How can companies train their employees to be more vigilant? “Preventing bad behaviour is usually about awareness, because people want to do the right thing and they want their jobs to be preserved,” he says.
When Pooley advises companies, he begins with a high-level strategic examination of what the company’s most important information assets are, what risks or vulnerabilities they face and what mechanisms there are to reduce these risks.
“Being really attentive to where the risk points are will alert you to pay special attention to areas that are likely to be used as points of entry,” he says. Companies need to set up policies and procedures to ensure their IP is protected and training employees is a big part of that.

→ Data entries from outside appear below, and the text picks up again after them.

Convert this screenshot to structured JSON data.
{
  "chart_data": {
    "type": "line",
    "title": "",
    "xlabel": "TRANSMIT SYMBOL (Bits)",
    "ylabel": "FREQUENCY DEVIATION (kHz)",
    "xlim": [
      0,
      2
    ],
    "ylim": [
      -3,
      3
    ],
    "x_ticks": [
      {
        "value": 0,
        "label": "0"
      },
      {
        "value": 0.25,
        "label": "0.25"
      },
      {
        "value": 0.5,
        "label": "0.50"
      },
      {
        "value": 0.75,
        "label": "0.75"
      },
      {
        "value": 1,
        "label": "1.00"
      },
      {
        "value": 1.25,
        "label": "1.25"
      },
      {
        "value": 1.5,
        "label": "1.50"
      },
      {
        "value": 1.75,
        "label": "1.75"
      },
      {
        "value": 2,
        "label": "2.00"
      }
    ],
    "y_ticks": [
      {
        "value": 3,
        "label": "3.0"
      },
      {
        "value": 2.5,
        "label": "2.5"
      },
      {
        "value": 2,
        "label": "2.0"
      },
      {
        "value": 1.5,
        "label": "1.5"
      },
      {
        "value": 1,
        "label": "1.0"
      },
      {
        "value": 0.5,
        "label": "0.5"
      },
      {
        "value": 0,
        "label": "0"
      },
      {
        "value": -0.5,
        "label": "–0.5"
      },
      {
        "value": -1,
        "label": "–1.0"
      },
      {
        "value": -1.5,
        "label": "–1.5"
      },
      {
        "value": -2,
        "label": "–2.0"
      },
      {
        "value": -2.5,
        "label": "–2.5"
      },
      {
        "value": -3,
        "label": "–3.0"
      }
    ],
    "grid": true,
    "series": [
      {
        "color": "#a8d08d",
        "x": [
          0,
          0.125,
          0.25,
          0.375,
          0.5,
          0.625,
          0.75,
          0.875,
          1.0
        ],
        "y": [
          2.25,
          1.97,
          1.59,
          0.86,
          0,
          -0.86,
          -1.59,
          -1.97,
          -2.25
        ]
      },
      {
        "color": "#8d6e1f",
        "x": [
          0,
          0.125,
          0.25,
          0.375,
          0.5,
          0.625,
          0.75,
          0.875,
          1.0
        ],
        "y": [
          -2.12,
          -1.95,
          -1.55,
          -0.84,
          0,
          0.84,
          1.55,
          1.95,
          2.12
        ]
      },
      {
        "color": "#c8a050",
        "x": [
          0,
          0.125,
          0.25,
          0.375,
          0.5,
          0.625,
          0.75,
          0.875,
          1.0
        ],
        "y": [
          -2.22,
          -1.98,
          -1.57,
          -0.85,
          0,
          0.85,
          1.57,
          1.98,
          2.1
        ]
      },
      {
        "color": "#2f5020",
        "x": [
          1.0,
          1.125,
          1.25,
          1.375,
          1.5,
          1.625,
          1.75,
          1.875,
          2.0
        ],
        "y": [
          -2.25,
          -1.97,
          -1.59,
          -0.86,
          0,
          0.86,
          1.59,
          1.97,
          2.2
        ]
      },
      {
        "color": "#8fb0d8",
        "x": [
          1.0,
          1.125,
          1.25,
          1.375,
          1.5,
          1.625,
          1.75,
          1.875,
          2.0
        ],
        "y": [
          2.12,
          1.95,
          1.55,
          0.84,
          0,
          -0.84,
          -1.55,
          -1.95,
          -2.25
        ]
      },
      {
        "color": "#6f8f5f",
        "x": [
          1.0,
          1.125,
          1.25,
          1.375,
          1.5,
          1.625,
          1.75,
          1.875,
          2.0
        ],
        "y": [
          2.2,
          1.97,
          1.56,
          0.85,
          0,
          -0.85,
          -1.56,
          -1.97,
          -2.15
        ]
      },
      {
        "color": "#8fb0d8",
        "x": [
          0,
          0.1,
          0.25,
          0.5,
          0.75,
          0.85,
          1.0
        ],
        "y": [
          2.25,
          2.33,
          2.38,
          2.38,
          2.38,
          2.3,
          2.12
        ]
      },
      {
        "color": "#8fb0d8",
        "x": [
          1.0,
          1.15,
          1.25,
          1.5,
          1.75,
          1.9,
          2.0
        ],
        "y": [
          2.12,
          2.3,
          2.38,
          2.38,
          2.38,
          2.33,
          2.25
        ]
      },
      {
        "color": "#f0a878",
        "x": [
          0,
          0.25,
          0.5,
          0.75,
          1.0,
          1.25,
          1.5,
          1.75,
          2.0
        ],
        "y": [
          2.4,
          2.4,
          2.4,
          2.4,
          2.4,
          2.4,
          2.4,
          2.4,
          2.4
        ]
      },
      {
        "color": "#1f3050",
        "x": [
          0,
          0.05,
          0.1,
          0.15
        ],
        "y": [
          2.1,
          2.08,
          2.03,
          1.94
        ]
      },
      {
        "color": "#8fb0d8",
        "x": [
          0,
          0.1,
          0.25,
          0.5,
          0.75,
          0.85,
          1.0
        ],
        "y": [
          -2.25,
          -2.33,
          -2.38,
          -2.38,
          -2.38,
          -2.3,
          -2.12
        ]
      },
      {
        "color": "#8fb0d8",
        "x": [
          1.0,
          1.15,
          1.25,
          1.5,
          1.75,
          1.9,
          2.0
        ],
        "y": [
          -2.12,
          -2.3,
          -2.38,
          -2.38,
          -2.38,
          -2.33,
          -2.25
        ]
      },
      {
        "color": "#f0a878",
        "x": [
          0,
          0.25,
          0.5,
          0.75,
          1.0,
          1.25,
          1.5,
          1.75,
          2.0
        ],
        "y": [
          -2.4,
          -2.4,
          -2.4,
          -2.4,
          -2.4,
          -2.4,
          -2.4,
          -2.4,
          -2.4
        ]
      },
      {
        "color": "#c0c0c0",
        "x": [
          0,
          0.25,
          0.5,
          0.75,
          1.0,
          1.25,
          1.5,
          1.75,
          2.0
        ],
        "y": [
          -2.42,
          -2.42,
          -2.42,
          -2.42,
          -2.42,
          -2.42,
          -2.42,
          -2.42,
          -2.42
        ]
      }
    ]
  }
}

“I worked with one company that built a consumer product primarily manufactured in China, so there were obvious leakage risks connected to that.” As they went through the process of developing a comprehensive system to protect their IP, Pooley asked for all the senior managers of the company to get together in one room to discuss the matter. Even though this was not easy to arrange, he insisted.
Once all senior managers came together, including the supply chain managers who talked about issues they experienced directly, sharing information triggered insights for managers across the board.
“‘Wait a minute, I don't think I've ever really looked at the non-disclosure agreement that we have with company x and when it expires.’ All of a sudden, they're seeing vulnerabilities, where they hadn't really thought about them before,” says Pooley. “No one expected the specialty arm of the organisation that dealt with all these companies in China would have something to say to the other business units, but vulnerabilities can overlap.”
Are silos and inefficient communication partly to blame for companies’ vulnerability when it comes to countering cyberthreats? Pooley argues organisations need to confront the fact that separate units within their business may have set up unnecessary walls. In reality, information flows and risks are usually shared across the business.
Part of the solution could be found through automation, he says, because automation includes behavioural analytics and insight tools that help companies monitor what exactly it is employees do on their platforms. However, using these tools always has to be balanced with individuals’ expectations of privacy.
Pooley concludes: “The message that I often give is cyberespionage is scary and ugly, and we need to do everything we can to prevent it and deal with it. But if we're not managing our employees in a smart way, it's almost like we’ve left a couple of doors open.”